Besides “the continuation of plans for expanding and revitalizing its facility,” the museum announced via a press release statement that it is planning “a comprehensive analysis of the Museum’s collection, and new exhibition and programming strategies.”
So what does this mean, exactly?
First, according to the release, “Director Charles L. Venable, along with the Speed’s curatorial staff, a team of eminent art historians and scholars, and in consultation with Trustee leadership, is in the midst of a comprehensive and systematic review of the Museum’s 14,000-piece collection.“
Some of those helping with this collection review include national and international experts such as Dr. Walter Liedke of the Metropolitan Museum of Art in New York City and Michael Gregory of Arnold Wiggins and Sons in London.
At this point, the team is said to be half-way through the museum collection and “their scholarship is shedding new light on the significance of key pieces,” and strengthening the accuracy of information the museum will be able to offer.
Also as a part of these efforts, the museum will soon unveil an online, searchable database of its entire collection. The first phase of this database is hoped to be operational this fall.

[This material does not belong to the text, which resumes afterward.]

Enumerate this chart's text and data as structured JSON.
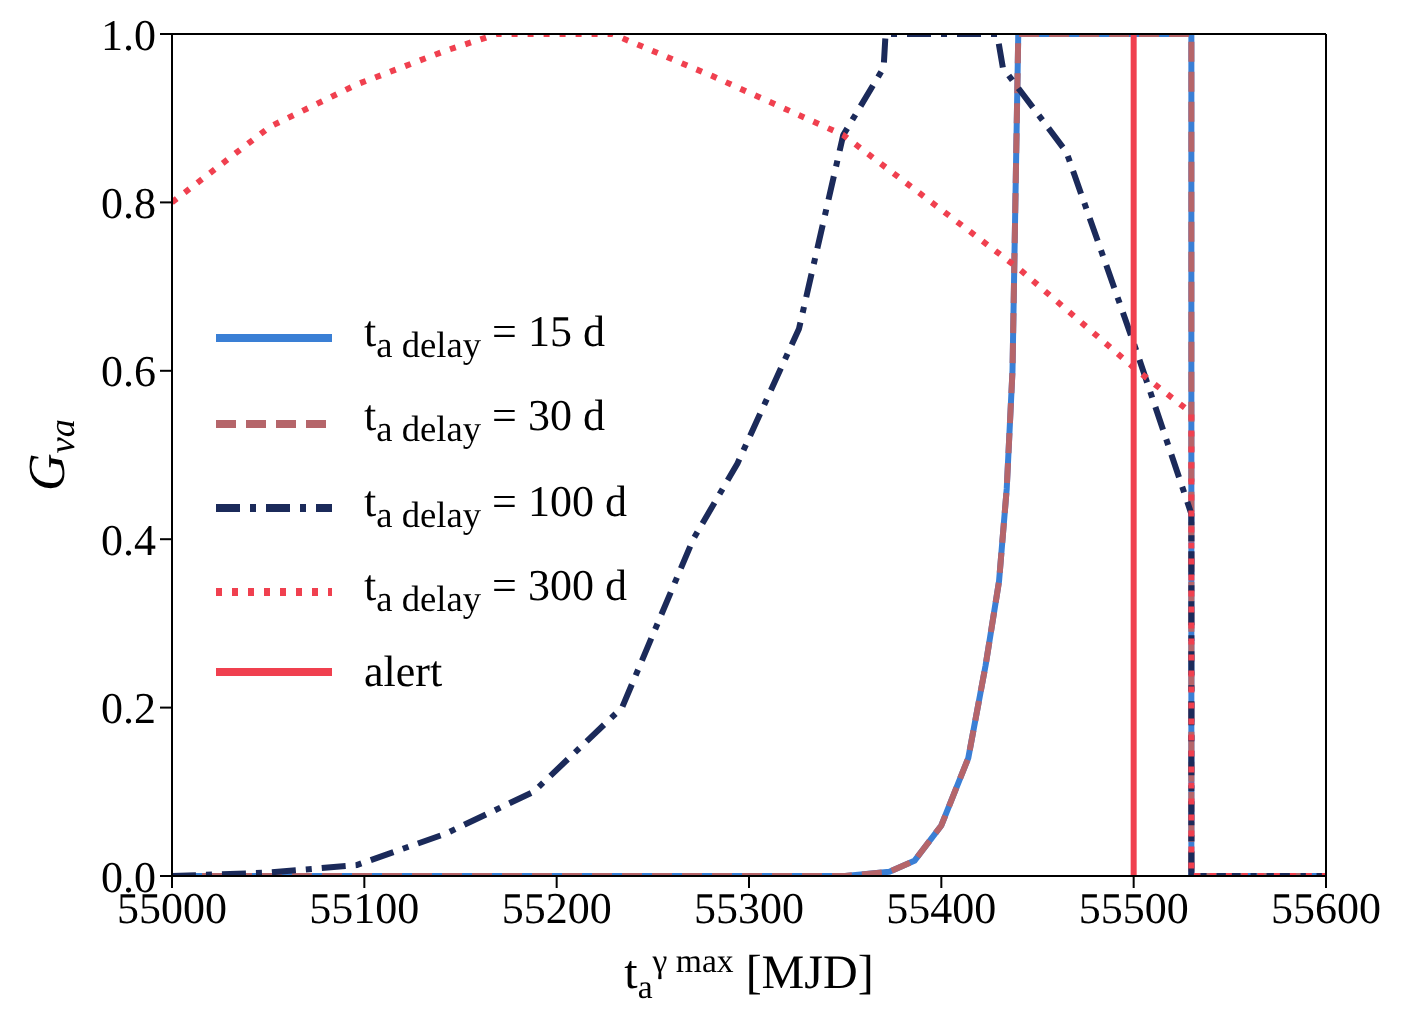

The second way in which the Speed is “renovating” its operation pertains to continuing efforts to offer programs and events that will “encourage visitors to engage with art in new ways.” The museum points to success in this area already with recent initiatives like the Art Sparks program (the Speed’s interactive education center), the Speed Concert Series, and the late-night Brown-Forman Art After Dark program that has combined “visual arts with contemporary music, film, and theater.” The museum plans to find further ways to keep the organizations programs fresh and attention-getting.